Most alarming is that, against this backdrop, arms-control treaties are in shreds. The Russians and Americans have not yet agreed to extend the 2010 New START treaty, which limits each country to 1,550 deployed warheads, and which expires in February. Both countries pulled out of the Intermediate-Range Nuclear Forces treaty in 2019.
In May, the Washington Post reported that the Trump administration was considering resuming nuclear tests after almost 30 years – in contravention of the Comprehensive Nuclear-Test-Ban Treaty – as a bargaining chip to be used in negotiations with Russia and China. Playing roulette with the planet is a tactic, perhaps, but it’s not a game you can play more than once.
A change in U.S. administrations might make a difference. Democratic nominee Joe Biden has pledged to pursue an extension of the New START treaty, which was negotiated when he was vice-president to Barack Obama. He’s even made vague noises about rethinking the U.S. first-use policy on nuclear weapons, and his foreign-policy platform declares that he "believes the sole purpose of the U.S. nuclear arsenal should be deterring – and if necessary, retaliating against – a nuclear attack.”

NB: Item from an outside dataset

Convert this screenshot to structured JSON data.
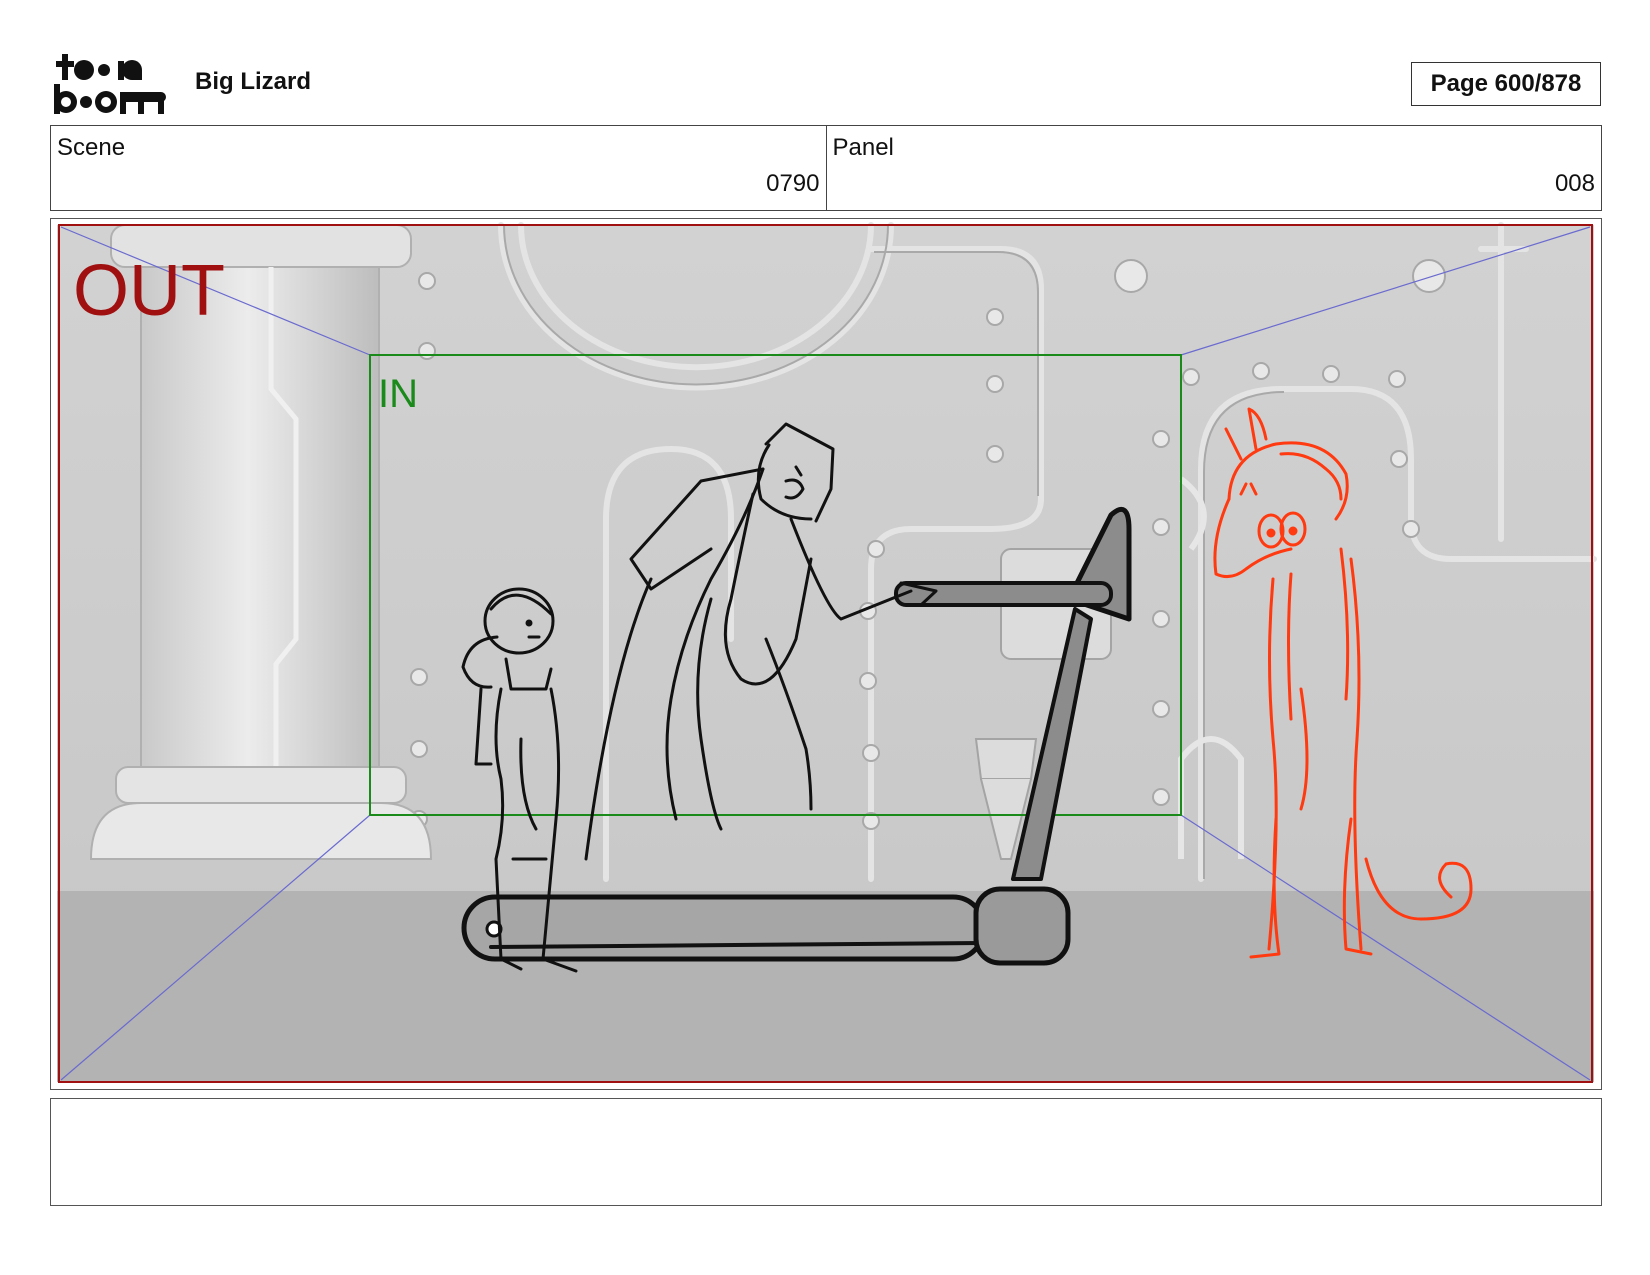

So far, the U.S. presidential election has not exactly been consumed with big-picture idealism about how the future should look, and whether, for example, military budgets are better directed toward the resilience and health of populations. It’s unlikely that the mud-slinging is going to stop in the next six weeks to allow those kinds of discussions to flourish. What we do know is that for four years, the man with “no moral compass” has not pointed his country in the right direction.